On the 80% Time Horizon results I agree that your ‘marginal’ approach is correct, and it is the one I also took in my model. However my 80% results ended up being a factor of 2 Edit:higher than the results of METR’s current model for recent SOTA LLMs. Here is a quick plot I made just after the Opus 4.5 results came out, using the TH1.0 data:
I think there is some natural increase due to how my model’s data is selected however, as my 50% time horizons are also often somewhat higher, and they are mostly within uncertainty bounds anyway:
I’ve taken a very quick look through your code so try and think about the difference, and my guess would be that you find that LLM-difficulty diverges more from log(baseliner_time) time than I do, because you include the tasks with estimated baseliner times when calculating the amount of noise here, whereas I handled tasks with/without baseliner times separately, and only used the former when doing the time horizon calculations.

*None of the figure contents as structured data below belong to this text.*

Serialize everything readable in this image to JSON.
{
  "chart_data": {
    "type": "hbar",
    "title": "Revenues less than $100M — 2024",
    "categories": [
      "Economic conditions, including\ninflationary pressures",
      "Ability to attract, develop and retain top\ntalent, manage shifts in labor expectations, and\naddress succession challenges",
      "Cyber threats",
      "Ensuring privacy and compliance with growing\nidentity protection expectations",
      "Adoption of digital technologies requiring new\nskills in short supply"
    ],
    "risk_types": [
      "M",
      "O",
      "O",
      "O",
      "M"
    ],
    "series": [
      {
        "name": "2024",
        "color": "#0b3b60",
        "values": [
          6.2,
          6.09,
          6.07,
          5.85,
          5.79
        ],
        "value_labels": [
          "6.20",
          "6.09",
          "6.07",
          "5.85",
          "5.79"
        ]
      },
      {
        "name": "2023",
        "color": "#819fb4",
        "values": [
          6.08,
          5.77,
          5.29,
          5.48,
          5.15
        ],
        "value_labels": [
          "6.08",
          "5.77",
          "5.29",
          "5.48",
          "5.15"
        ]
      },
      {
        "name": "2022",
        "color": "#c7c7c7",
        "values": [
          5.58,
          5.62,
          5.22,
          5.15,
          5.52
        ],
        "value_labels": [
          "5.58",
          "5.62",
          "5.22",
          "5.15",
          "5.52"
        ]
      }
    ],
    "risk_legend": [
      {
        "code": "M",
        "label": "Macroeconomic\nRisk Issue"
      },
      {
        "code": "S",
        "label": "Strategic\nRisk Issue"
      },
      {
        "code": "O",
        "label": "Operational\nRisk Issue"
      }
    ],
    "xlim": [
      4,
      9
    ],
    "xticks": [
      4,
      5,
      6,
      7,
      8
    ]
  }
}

My definition was: “For a LLM m, I define its ‘p time horizon’ as the delta such that LLM m has (expected) probability p of success on a single attempt at a task with baseliner time delta.” Where we might expect different results for tasks with estimated instead of baselined task lengths because there is effectively another layer of noise added by the estimates.
(I’ll note that out of all the critiques of the Time Horizon work I’m surprised I don’t see more discussion of the tasks which only have estimates, as this seems like one of the most straightforward limitations, and which will only get more relevant as tasks get longer and harder to baseline. Something like only 5⁄30 of the longest tasks currently have baseliner times!)
I’ve love to chat more about Bayesian modelling and general thinking about these kinds of models sometime, and thanks again for the interesting analysis.
Aren’t these a factor of 2 higher than the original METR model?
Good catch! Edited my comment. It had been a while since I had looked at the results and I must have also lost the ability to read in the meantime.
Very nice! I’m not able to comment very much since I don’t know the specifics of your model, but can you clarify what you mean by
I have to admit I have worked with the METR data mostly as-is, and not gone into detail about how the times have been estimated. I suppose the problem is that only a subset of the tasks have grounded estimates of human times (as I interpreted HCAST?) and the rest are inferred in a more or less ad-hoc way? If so, then that would explain 80% marginal times being shorter because the residuals would (plausibly) be smaller.
Yes sorry for just dropping in with “I have a model that gives different results” without actually giving the details. I’m trying to get a minimal version of it written up (I had designed it to integrate into METR’s codebase so need to extract it as something that can exits standalone).
Within the runs.json there is a (not especially clearly named) ‘human_source’ field for each row. If this is set to “baseline” then the task length is based on (one or more) human baseliners, if it is “estimate” then it was just estimated without any human actually finishing the task. These estimates are generally quite noisy—I believe somebody told me something like that for some of the tasks where they had both the estimates and the baseliner times, only 60% of the estimates were within a factor of 3 of the (average) baseliner times.
Because you have a unified sigma parameter for how difficulty-for-LLM differs from log(task_length) this ends up incorporating the estimate noise as an additional source of uncertainty. But if you define the p-time-horizon as I did in my first comment as being defined on baselined tasks only then these lead to different results for the 80% time horizons.